Она очнулась и начала искать свою грудь.
Он часто смотрел на них; студень из мышечной ткани и жира, сморщенная мертвая кожа и бесполезный сосок на жестяной тарелке. Что можно было сделать с этими грудями, разрезанными, точно киви, с этими мягкими, пестрыми, обесцвеченными кусками плоти? Он соскребал их и бросал в мусорный ящик. Мусорные ящики, полные грудей. Один коллега, живший за городом, забирал их и кормил свиней, почему бы и нет? Наполеон хранил гипсовый слепок грудей его сестры Полины, считавшихся самыми красивыми на свете. Гендель часто видел их в римском музее Наполеона.
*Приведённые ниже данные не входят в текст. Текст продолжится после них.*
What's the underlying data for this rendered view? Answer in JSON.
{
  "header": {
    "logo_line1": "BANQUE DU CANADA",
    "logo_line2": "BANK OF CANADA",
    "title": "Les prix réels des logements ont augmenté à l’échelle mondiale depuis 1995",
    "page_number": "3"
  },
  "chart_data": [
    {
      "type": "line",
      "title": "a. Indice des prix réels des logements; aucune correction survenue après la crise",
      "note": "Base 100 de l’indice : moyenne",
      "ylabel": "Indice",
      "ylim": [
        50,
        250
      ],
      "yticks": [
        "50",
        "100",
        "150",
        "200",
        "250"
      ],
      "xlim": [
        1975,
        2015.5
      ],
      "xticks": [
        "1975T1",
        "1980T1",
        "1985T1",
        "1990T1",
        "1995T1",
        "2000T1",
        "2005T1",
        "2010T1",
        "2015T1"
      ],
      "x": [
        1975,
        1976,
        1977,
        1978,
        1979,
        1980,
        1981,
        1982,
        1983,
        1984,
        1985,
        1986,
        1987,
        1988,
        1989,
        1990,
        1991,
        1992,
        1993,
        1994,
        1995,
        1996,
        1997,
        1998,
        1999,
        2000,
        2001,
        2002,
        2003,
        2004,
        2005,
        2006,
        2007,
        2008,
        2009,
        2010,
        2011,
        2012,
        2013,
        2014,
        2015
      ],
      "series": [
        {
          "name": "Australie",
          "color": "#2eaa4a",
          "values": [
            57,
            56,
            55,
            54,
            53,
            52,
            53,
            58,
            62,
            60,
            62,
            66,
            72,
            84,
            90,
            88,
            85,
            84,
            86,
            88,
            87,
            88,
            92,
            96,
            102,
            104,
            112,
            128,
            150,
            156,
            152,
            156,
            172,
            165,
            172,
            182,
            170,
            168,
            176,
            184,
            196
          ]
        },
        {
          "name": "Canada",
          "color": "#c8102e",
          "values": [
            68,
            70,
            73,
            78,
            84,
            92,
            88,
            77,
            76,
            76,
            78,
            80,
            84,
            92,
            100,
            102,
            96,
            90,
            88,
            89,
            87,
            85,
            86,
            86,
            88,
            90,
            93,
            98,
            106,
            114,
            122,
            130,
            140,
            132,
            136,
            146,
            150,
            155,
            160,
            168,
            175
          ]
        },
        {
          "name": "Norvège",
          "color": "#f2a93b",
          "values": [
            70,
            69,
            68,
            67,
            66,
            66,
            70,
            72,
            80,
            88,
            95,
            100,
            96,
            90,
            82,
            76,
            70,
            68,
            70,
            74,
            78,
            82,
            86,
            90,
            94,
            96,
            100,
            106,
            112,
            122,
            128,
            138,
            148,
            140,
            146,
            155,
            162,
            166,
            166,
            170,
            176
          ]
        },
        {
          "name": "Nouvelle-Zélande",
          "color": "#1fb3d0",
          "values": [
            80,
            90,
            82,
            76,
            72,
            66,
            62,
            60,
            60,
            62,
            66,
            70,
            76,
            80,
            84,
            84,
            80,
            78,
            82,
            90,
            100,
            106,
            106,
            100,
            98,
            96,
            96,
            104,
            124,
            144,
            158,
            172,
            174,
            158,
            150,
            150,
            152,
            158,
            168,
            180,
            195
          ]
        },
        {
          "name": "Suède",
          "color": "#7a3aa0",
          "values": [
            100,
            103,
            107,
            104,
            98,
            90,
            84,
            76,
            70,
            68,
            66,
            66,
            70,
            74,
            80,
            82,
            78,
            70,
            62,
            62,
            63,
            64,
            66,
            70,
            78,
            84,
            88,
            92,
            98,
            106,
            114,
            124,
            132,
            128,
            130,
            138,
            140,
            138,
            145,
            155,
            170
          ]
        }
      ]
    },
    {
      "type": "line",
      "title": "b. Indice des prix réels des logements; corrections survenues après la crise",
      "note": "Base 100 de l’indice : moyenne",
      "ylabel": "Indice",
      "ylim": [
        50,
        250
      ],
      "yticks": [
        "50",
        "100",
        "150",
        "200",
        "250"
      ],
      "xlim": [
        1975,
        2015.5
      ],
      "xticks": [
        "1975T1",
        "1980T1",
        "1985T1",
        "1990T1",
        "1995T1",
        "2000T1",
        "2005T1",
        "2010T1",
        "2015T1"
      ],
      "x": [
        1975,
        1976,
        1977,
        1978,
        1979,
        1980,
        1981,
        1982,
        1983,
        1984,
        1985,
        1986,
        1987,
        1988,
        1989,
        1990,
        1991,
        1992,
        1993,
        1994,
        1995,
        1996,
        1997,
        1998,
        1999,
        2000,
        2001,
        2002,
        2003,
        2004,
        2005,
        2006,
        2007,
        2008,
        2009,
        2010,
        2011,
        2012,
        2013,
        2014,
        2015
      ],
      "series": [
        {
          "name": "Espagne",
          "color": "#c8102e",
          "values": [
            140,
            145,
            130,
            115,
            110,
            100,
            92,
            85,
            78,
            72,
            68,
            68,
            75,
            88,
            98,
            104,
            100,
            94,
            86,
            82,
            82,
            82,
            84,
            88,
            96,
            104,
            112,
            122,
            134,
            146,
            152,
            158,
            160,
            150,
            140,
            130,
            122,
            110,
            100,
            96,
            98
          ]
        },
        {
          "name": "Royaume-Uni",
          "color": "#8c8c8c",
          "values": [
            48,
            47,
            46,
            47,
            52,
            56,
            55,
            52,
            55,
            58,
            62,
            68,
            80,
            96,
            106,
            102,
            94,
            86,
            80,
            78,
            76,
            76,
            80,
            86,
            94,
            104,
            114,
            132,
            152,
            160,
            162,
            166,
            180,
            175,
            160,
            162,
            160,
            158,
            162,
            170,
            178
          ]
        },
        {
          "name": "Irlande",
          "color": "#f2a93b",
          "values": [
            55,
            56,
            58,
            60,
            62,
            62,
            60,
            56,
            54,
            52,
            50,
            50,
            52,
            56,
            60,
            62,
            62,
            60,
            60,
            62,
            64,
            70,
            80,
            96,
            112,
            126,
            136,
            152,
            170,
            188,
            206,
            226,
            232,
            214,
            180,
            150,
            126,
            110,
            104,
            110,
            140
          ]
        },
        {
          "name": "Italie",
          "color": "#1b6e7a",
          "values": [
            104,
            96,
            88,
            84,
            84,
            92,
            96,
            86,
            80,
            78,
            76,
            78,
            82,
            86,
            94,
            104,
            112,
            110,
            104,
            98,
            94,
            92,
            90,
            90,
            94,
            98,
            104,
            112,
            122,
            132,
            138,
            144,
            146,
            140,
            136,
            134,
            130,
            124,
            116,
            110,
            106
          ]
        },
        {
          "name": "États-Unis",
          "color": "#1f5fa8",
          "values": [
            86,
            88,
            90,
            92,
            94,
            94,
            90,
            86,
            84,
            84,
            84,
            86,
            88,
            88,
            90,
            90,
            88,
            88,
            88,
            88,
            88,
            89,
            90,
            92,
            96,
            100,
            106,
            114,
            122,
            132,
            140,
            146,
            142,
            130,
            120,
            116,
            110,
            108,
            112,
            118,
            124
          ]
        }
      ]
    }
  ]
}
Я вырос в Риме. У нас был дом неподалеку от Испанской лестницы. Моя мать ходила туда каждое утро и играла на виолончели для нищих. (Не хлебом единым…) Мой отец был юристом Налогового управления Ватикана. Когда мне исполнилось двенадцать лет, меня отправили в Англию и отдали в закрытую школу, но было уже слишком поздно.